The study revealed that the interaction of two identical microparticles at the air-liquid interface of a hydrogen peroxide drop leads to emergent low-frequency (several hertz) chemomechanical oscillations. This self-sustained oscillation results from a cyclical process involving bubble merger, growth, rupture, and particle movement driven by buoyancy and capillary forces. In homogeneous systems with more than two particles, however, the periodicity of these oscillations decays, transitioning towards aperiodicity as the number of particles increases. This loss of periodicity was shown to be due to frequent and unpredictable bubble mergers and collapses among particle subsets. Interestingly, the introduction of a single particle with a larger catalytic patch ("designated leader") dramatically stabilizes the oscillations, maintaining periodicity even in larger ensembles. This effect was explained by the researchers' theoretical model based on Rattling Theory, which shows that breaking permutation symmetry via heterogeneity (in this case, the size of the bubbles) reduces system-level fluctuations and promotes emergent order. The chemomechanical oscillations were harnessed to generate oscillatory electrical currents using a bimetallic (Pt-Ru or Pt-Au) fuel cell design integrated onto the microparticles.
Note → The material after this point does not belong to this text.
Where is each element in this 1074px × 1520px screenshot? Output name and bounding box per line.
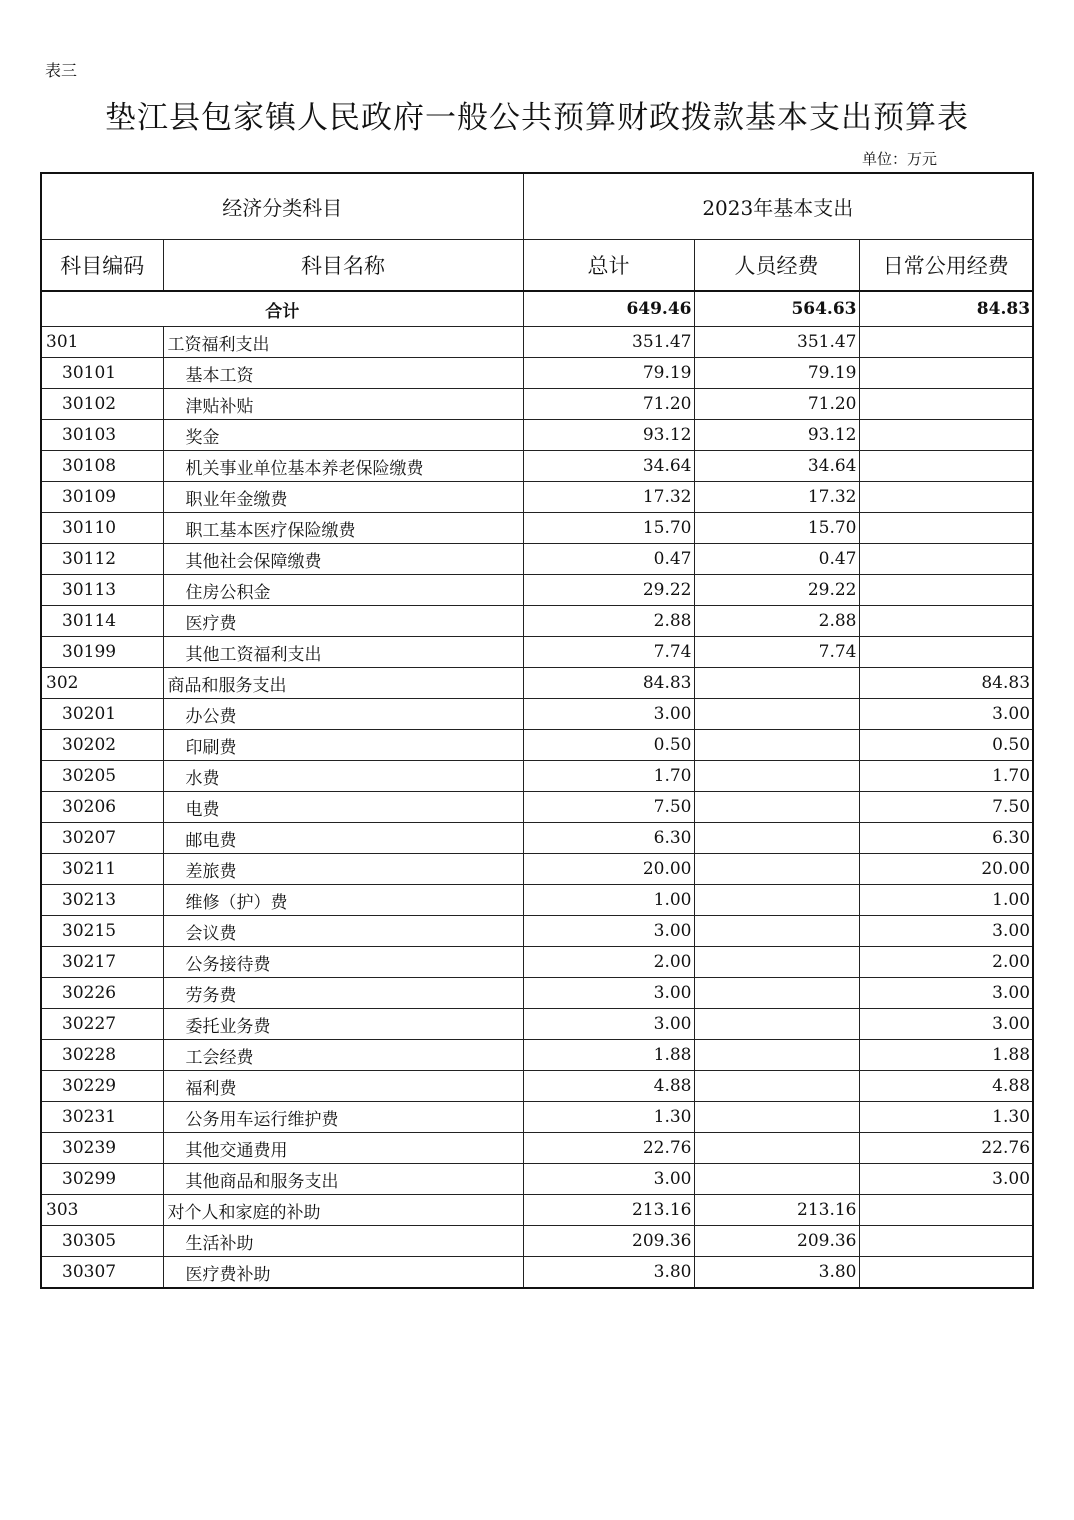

The periodic bubble growth and collapse modulate the electrical conductance, resulting in a current that oscillates in phase with the mechanical beating. The generated oscillatory current was successfully used to drive a microrobotic arm, demonstrating the potential for self-powered microrobotics.

The findings demonstrate a novel mechanism for generating low-frequency oscillations in microrobotic systems, leveraging collective behavior and symmetry-breaking. This approach contrasts with traditional methods that rely on complex designs and intricate control mechanisms. The use of a "designated leader" particle to stabilize oscillations in larger systems highlights the importance of heterogeneity in achieving emergent order. The successful integration of a fuel cell to generate and utilize oscillatory electrical currents represents a significant step toward self-powered microrobotics. The observed multifunctionality—simultaneous generation of mechanical oscillation, electrical voltage, and conductance modulation—is reminiscent of embodied energy principles and crucial for developing efficient microsystems. The results suggest a promising path for creating more robust and functional microrobots and active matter systems by designing them to exploit the physics of their environments.

This study introduces a novel strategy for achieving low-frequency oscillations in microrobotic systems by exploiting the self-organized properties of simple microparticles and a thermodynamic mechanism for asymmetry-induced order. The ability to generate and harness oscillatory electrical currents from these oscillations opens exciting avenues for self-powered microrobotics. Future research could explore larger particle collections, investigating general principles for designing active matter systems and enhancing their task capabilities by understanding the interplay between system symmetries and environmental forcing.

While the study successfully demonstrates the generation of self-oscillating microrobotic systems, the current work focuses primarily on relatively small ensembles of particles. The scalability and robustness of this approach in significantly larger systems warrant further investigation. Additionally, the long-term stability and reliability of the fuel cell under continuous operation need to be assessed. Finally, the specific choice of materials and their impact on the efficiency and longevity of the system require more detailed exploration.